Each year, the Eleanor Roosevelt Global Leadership Institute, a program created by the CPA, sends 12 state lawmakers to advanced developing countries to learn how they deal with issues linked to globalization.

Carolina Zumaran-Jones, director of the Institute, said Shanghai, Xiamen and Guangzhou constitute some of the largest manufacturing centers in the world.

"We wanted to see how they are dealing with economic growth, the environment and human development, particularly in these cities that really are the center of attraction to the impoverished," Zumaran-Jones said.

She said 150 million migrants in the country travel to the manufacturing centers in search of jobs.

"It's in the urban areas where we found greater parallels and more platforms to discuss," Zumaran-Jones said.

Kerttula said the group visited two rivers in Shanghai polluted with factory toxins and raw sewage. Residents of new ultra-modern high-rise apartments next to one of the rivers prompted the government to clean it with a floating waste-treatment facility, she said.

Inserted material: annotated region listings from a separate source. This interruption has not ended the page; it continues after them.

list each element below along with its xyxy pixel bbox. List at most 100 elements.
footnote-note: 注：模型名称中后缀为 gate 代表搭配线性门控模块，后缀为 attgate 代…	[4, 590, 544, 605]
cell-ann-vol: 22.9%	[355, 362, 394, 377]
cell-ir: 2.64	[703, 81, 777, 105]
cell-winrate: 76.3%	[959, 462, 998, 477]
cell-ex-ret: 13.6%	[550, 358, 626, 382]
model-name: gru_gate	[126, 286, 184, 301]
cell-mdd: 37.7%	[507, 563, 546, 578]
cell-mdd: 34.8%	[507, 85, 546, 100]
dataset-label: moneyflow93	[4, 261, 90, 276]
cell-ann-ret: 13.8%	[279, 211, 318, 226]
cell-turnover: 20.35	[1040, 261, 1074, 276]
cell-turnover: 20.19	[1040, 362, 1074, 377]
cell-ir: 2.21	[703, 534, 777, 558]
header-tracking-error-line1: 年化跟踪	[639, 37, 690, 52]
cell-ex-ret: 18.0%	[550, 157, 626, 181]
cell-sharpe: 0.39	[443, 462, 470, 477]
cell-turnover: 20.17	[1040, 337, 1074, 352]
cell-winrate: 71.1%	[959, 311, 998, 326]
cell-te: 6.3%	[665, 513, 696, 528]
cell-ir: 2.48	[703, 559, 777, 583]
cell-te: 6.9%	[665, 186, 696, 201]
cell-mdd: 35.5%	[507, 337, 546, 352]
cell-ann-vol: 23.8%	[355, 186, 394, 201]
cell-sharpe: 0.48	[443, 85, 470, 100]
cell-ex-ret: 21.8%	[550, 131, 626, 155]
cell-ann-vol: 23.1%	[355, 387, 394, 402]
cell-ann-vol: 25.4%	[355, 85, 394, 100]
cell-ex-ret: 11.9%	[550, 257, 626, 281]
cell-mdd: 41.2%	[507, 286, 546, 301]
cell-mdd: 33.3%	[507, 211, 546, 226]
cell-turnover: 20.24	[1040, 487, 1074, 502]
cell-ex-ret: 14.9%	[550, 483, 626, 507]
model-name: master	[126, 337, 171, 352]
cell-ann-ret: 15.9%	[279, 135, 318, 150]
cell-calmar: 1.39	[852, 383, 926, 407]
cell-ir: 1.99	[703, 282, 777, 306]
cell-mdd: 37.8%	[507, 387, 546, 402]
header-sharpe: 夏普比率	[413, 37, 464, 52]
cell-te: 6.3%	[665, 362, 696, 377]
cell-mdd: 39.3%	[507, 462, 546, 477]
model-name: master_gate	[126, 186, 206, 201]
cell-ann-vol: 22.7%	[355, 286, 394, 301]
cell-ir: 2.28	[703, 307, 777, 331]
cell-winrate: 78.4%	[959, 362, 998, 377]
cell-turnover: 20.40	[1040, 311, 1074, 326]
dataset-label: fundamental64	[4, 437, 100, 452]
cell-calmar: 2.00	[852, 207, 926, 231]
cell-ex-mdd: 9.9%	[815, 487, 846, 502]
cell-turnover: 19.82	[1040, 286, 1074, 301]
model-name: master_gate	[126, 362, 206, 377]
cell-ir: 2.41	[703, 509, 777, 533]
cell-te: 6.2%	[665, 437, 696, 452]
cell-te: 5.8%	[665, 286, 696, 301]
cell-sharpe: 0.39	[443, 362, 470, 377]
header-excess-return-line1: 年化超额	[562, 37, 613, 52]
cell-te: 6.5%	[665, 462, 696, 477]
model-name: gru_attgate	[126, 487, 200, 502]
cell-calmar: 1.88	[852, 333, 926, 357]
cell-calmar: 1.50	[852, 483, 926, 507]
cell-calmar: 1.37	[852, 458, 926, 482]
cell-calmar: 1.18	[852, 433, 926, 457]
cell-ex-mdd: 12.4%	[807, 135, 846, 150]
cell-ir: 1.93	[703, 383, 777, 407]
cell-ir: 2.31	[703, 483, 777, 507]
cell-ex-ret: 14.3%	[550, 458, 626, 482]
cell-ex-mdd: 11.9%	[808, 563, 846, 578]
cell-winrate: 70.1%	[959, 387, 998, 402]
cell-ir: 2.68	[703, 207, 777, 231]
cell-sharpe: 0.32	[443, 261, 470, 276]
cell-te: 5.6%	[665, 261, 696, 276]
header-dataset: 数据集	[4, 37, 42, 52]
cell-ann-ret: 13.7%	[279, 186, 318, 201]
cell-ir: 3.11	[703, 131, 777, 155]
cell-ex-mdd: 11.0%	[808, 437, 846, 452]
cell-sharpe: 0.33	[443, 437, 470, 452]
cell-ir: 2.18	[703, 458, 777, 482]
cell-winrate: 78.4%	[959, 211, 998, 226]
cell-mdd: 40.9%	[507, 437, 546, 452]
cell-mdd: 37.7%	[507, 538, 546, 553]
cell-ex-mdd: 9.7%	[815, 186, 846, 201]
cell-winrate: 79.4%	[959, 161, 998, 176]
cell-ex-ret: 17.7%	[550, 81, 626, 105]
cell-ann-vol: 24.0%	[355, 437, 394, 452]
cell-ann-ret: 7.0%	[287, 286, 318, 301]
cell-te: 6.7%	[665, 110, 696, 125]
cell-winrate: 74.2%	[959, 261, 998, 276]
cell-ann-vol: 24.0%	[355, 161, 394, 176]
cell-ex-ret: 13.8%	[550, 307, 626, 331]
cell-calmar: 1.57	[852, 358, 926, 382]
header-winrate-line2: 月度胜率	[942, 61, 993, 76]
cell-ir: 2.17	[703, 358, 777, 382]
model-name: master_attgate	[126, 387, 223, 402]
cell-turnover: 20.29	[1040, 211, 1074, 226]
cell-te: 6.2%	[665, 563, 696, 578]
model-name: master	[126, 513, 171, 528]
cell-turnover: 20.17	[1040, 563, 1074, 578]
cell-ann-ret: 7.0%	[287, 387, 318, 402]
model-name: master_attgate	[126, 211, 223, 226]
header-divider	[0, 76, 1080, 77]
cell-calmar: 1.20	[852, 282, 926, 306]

"When they say sewage, they mean sewage like you wouldn't believe," Kerttula said.

The treatment cleaned only two miles of the river, but chipping away at pollution with small projects is sometimes the only way to tackle bigger problems, she said.

Similarly, on the island of Xiamen, near Taiwan, the city is trying to clean up polluted water to expand tourism in the area. She said fish farms have been removed and that local officials are looking closely at reducing cruise ship pollution.

Kerttula said she hopes to return to China soon to help promote trade with Alaska.

She noted that meetings between Gov. Frank Murkowski and businessmen and government officials from Taiwan earlier this month were a step in developing more trade in Asia.

"Those are the kinds of things we ought to be doing," she said. "(China) is a huge market. They can take all our fish and keep going."

Murkowski met with Taiwan business leaders and Republic of China President Chen Shui-bian earlier this month, noting that several tentative business deals were reached during their 24-hour stay in Alaska.

Kake Foods, Tlingit-Haida Central Council and Raven's Table, a Yakutat smokery, also have teamed up in search of state grants to market smoked salmon in China. Tlingit-Haida said a Chinese seafood company has expressed interest in importing smoked salmon.